Ülkenin çeşitli bölgelerinde devam eden çatışmaların durdurulması, ASEAN özel elçisinin ziyaretine izin verilmesi ve insani yardımın ulaştırılması gibi maddeler General Min Aung Hlaing başkanlığındaki darbeci yönetim tarafından uygulamaya geçirilmiş değil. Myanmar’da yönetimin söz konusu bu şartları yerine getirmeye yanaşmaması, tüm çabalarına rağmen, Kamboçya’nın da elini kolunu bağlamış gözüküyor.

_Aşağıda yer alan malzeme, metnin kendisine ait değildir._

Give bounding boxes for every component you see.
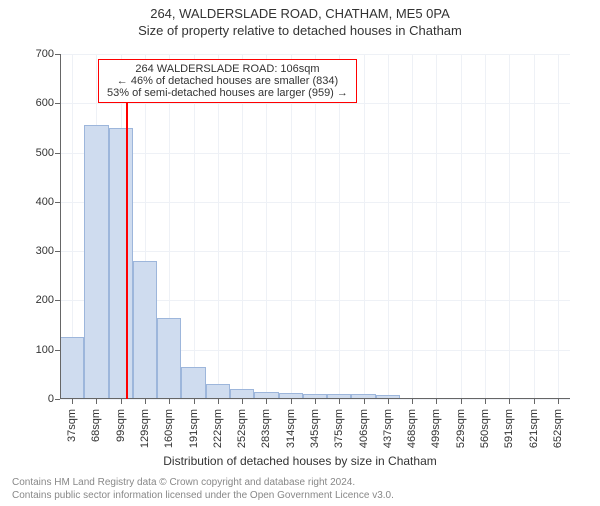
- xtick-label: 499sqm: [430, 409, 442, 448]
- x-axis-label: Distribution of detached houses by size …: [0, 454, 600, 468]
- bar: [157, 318, 181, 399]
- xtick-mark: [315, 399, 316, 404]
- ytick-label: 200: [24, 294, 54, 306]
- xtick-label: 652sqm: [552, 409, 564, 448]
- bar: [206, 384, 230, 399]
- annotation-line: ← 46% of detached houses are smaller (83…: [107, 75, 348, 87]
- xtick-mark: [436, 399, 437, 404]
- xtick-mark: [558, 399, 559, 404]
- gridline-v: [291, 54, 292, 399]
- xtick-label: 68sqm: [90, 409, 102, 442]
- xtick-label: 345sqm: [309, 409, 321, 448]
- ytick-label: 600: [24, 97, 54, 109]
- footer-attribution: Contains HM Land Registry data © Crown c…: [12, 476, 394, 502]
- ytick-mark: [55, 399, 60, 400]
- y-axis: [60, 54, 61, 399]
- xtick-mark: [96, 399, 97, 404]
- ytick-label: 400: [24, 196, 54, 208]
- gridline-v: [315, 54, 316, 399]
- footer-line-2: Contains public sector information licen…: [12, 489, 394, 502]
- xtick-mark: [485, 399, 486, 404]
- page-title: 264, WALDERSLADE ROAD, CHATHAM, ME5 0PA: [0, 6, 600, 21]
- gridline-v: [339, 54, 340, 399]
- xtick-label: 591sqm: [503, 409, 515, 448]
- xtick-label: 283sqm: [260, 409, 272, 448]
- xtick-label: 160sqm: [163, 409, 175, 448]
- gridline-v: [266, 54, 267, 399]
- xtick-label: 37sqm: [66, 409, 78, 442]
- ytick-label: 300: [24, 245, 54, 257]
- ytick-label: 0: [24, 393, 54, 405]
- chart-subtitle: Size of property relative to detached ho…: [0, 23, 600, 38]
- xtick-mark: [242, 399, 243, 404]
- xtick-mark: [291, 399, 292, 404]
- xtick-mark: [121, 399, 122, 404]
- gridline-v: [436, 54, 437, 399]
- xtick-mark: [145, 399, 146, 404]
- xtick-label: 191sqm: [188, 409, 200, 448]
- xtick-label: 222sqm: [212, 409, 224, 448]
- bar: [181, 367, 205, 399]
- annotation-box: 264 WALDERSLADE ROAD: 106sqm← 46% of det…: [98, 59, 357, 103]
- xtick-label: 375sqm: [333, 409, 345, 448]
- xtick-mark: [534, 399, 535, 404]
- x-axis: [60, 398, 570, 399]
- ytick-label: 700: [24, 48, 54, 60]
- gridline-v: [218, 54, 219, 399]
- xtick-label: 529sqm: [455, 409, 467, 448]
- gridline-v: [412, 54, 413, 399]
- xtick-mark: [218, 399, 219, 404]
- xtick-mark: [364, 399, 365, 404]
- bar: [133, 261, 157, 399]
- gridline-v: [534, 54, 535, 399]
- gridline-v: [558, 54, 559, 399]
- gridline-v: [461, 54, 462, 399]
- ytick-label: 100: [24, 344, 54, 356]
- bar: [60, 337, 84, 399]
- gridline-v: [388, 54, 389, 399]
- xtick-label: 437sqm: [382, 409, 394, 448]
- xtick-mark: [388, 399, 389, 404]
- xtick-label: 99sqm: [115, 409, 127, 442]
- xtick-label: 468sqm: [406, 409, 418, 448]
- xtick-mark: [509, 399, 510, 404]
- xtick-mark: [461, 399, 462, 404]
- xtick-label: 560sqm: [479, 409, 491, 448]
- bar: [109, 128, 133, 399]
- xtick-label: 314sqm: [285, 409, 297, 448]
- gridline-v: [242, 54, 243, 399]
- bar: [84, 125, 108, 399]
- annotation-line: 53% of semi-detached houses are larger (…: [107, 87, 348, 99]
- xtick-mark: [169, 399, 170, 404]
- gridline-v: [509, 54, 510, 399]
- chart-area: 010020030040050060070037sqm68sqm99sqm129…: [60, 54, 570, 399]
- xtick-mark: [266, 399, 267, 404]
- xtick-mark: [194, 399, 195, 404]
- marker-line: [126, 102, 128, 399]
- xtick-label: 621sqm: [528, 409, 540, 448]
- xtick-label: 252sqm: [236, 409, 248, 448]
- ytick-label: 500: [24, 147, 54, 159]
- xtick-mark: [339, 399, 340, 404]
- xtick-mark: [72, 399, 73, 404]
- annotation-line: 264 WALDERSLADE ROAD: 106sqm: [107, 63, 348, 75]
- footer-line-1: Contains HM Land Registry data © Crown c…: [12, 476, 394, 489]
- xtick-mark: [412, 399, 413, 404]
- gridline-v: [364, 54, 365, 399]
- xtick-label: 406sqm: [358, 409, 370, 448]
- gridline-v: [485, 54, 486, 399]
- xtick-label: 129sqm: [139, 409, 151, 448]
- gridline-v: [194, 54, 195, 399]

Cunta rejimi ve politikaları
Myanmar’da cunta yönetiminin ASEAN’ın taleplerini göz ardı ettiğine dair bazı somut gelişmeler bulunuyor. Bunların başında, bir dönem ‘demokrasi ikonu’ olarak bilinen, Ulusal Demokrasi Birliği’nin (National League for Democracy-NLD) lideri ve 2015-2020 yılları arasında dışişleri bakanı olarak görev yapmış olan Suu Kyi’nin yargılandığı ilk dava süreçlerinde hapis cezası alması.
Bir diğer gelişme ise, ülkede ulusal orduya karşı (tatmadaw) çarpışan çeşitli etnik yapıları ve geçtiğimiz yılın 23 Mayıs’ın kurulan, sürgün hükümetine bağlı Halk Savunma Gücü’nü (People’s Defence Force-PDF) grupları “terörist” ilân ederek uluslararası destek çağrısında bulunması oldu. Interpol’ün bu talebe olumsuz karşılık vermesi, darbeci yönetimin uluslararası arenada meşruiyet arayışının sonuçsuz kaldığını ortaya koyuyor.
Öte yandan, ülkenin farklı bölgelerinde süren çatışmalarda Tatmadaw’ın soykırım yaptığı iddiaları gündemde yer alıyor.
Bu çerçevede, yeni yıl arefesinde Karen Eyaleti’nde aralarında kadın ve çocukların da bulunduğu otuzu aşkın kişinin öldürülmesi ve yakılması sonrasında sürgün hükümeti konuyu uluslararası suçlar mahkemesine götürmeye hazırlanıyor.
Dışişleri bakanları toplantısından bir gün önce Myanmar’daki gelişmeler üzerine çalışmalar yapan bir kuruluş tarafından açıklanan raporda da aynı soykırım iddiaları yinelendi.
Buna göre, tatmadaw, Karen bölgesindeki çatışmalarda soykırım yaptığı belirtilerek, Birleşmiş Milletler’i Myanmar’daki cunta yönetimine karşı aldığı uluslararası silah ambargosu kararı almaya çağırdı.
Kamboçya’nın dönem başkanlığında gerçekleştirilen dışişleri bakanları toplantısına Myanmar’ın katılmamasına karşı, sorunun çözümü için önümüzdeki süreçte taraflar arasında görüşmelerin devam edeceğini söyleyebiliriz. Özellikle, ASEAN ekonomi topluluğunun sağlıklı ve sürdürülebilir bir yapıya kavuşturulması, kovid-19’un neden olduğu ekonomik durgunluk gibi gelişmeler karşısında daha güçlü bir oluşuma duyulan ihtiyaç Myanmar sorununun da bir an önce çözülmesini gerektiriyor.